Need better protection against prompt injection
Dupe Check
- [X] I have searched Warp bugs and there are no duplicates
Describe the bug
It's relatively easy to inject prompts. More robust protection is needed.
To reproduce
See screenshot
Expected behavior
No response
Screenshots
Operating system
MacOS
Operating system and version
13.0
Shell Version
5.8.1
Current Warp version
v0.2024.08.06.08.01.stable_00
Regression
No, this bug or issue has existed throughout my experience using Warp
Recent working Warp date
No response
Additional context
No response
Does this block you from using Warp daily?
No
Is this an issue only in Warp?
Yes, I confirmed that this only happens in Warp, not other terminals.
Warp Internal (ignore): linear-label:b9d78064-c89e-4973-b153-5178a31ee54e
None
Thanks for letting us know @vikramsubramanian I'll notify the team working on this feature set. We'll post any updates on this thread.
To anyone else facing this issue, please add a 👍 to the original post at the top or comment with your details, and subscribe if you'd like to be notified.
@dannyneira What is being done to protect against prompt injection from the web search feature? What prevents content Warp finds from a website from being used for prompt injection?
According to recent research on IDEsaster, this is widespread problem with similar products. Has Warp been tested for vulns like this? What was the result?
https://maccarita.com/posts/idesaster/
Prompt Injection is an industry-wide unsolved problem at the moment, affecting all LLM providers and users. For now I would say you're best defense against it is to disable web search in Settings > AI > Agent Profile > Call web tools. In addition you can set the agent permissions to "Always Ask" so that not commands or code edits can be made without your explicit permission. See more in the Web search docs: https://docs.warp.dev/agents/using-agents/web-search
Learn more about Agent profiles and permissions in the docs: https://docs.warp.dev/agents/using-agents/agent-profiles-permissions
That being said, there are things we can do to help with this, such as add an option for the agent to ask permission before adding the results of a web search to the context window, allowing the user to inspect the results for anything malicious.
Speaking for Linux in particular, there are some straightforward things to explore:
-
Since you know the app is vulnerable to prompt injection with severe consequences, only ship it on Linux in the widely-supported Flatpak format, which is sandboxed. Let other OS packagers take responsibility if they choose to repackage it in a non-sandboxed format.
-
Implement a permissions system so that Warp only has access to specific directories. Users can be prompted to add more directories or maybe even completely disable those guardrails, but Warp could at least be "secure by default" with only access to ~/Documents or something.
-
Linux has plenty of options to disable and restrict capabilities-- the system that containers are built-on. By using containers or through direct use of the capabilities systems, limit Warps default set of capabilities available to only those needed for common users. Maybe users have an option to disable those guardrails or extend the capabilities, but again Warp has an opportunity to be "secure by default".

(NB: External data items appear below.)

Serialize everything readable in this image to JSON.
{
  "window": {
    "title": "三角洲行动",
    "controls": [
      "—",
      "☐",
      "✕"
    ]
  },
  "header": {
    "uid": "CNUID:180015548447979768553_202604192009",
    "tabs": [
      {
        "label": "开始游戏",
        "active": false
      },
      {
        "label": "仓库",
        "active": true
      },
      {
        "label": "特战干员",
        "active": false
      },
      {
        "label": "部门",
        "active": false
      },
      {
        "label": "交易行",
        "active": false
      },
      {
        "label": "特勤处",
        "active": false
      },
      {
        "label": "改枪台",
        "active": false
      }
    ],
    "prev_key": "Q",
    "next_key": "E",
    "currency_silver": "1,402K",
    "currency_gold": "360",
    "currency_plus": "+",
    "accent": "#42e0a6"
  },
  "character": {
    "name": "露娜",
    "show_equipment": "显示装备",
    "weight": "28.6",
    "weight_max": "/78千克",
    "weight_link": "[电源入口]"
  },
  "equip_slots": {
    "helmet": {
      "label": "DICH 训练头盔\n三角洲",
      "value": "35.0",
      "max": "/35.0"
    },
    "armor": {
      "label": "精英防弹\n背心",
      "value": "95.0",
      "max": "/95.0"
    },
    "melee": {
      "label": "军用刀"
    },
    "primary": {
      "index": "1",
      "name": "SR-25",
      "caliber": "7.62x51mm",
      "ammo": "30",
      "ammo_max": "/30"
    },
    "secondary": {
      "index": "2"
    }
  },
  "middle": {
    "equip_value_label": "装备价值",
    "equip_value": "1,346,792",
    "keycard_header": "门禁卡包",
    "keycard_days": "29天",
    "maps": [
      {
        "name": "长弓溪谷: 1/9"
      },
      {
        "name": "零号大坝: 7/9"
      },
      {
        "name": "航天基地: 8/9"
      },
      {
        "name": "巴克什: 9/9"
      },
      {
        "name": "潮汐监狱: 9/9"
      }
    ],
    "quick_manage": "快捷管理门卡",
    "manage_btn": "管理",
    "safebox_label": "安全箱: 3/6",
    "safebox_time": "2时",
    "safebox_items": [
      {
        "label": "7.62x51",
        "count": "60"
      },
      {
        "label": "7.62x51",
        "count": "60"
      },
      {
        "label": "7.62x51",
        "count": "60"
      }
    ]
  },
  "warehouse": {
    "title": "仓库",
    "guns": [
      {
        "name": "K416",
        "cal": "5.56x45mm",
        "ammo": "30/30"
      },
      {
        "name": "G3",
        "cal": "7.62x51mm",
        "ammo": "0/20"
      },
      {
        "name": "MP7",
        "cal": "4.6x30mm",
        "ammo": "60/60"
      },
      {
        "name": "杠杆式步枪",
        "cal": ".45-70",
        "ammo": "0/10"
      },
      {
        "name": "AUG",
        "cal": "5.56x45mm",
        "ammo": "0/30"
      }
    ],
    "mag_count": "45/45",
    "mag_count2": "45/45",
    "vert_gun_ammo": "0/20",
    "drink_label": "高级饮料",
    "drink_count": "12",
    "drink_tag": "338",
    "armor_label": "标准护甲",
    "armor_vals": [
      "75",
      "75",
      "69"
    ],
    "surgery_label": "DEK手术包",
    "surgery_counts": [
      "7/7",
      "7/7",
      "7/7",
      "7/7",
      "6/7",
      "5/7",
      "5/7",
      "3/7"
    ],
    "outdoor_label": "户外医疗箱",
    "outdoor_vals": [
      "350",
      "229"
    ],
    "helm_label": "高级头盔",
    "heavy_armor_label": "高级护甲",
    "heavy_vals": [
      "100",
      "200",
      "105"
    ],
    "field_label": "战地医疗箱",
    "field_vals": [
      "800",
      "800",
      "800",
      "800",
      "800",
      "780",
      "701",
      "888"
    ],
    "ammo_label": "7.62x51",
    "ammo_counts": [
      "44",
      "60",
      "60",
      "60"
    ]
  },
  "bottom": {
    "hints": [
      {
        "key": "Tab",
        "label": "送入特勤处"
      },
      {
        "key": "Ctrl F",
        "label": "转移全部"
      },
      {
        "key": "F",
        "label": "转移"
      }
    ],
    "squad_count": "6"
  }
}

The exploits happening in the wild due this category of vulnerability are only going to get worse as more bad actors understand how to execute them. Warp has an opportunity to lead here as most competitors have the same flaw. When a highly-publicized wave of exploits hit, that's going to be very bad for those who threw up their hands to said "it's an industry-wide problem!" and much better for the vendors who pursued a secure-by-default design.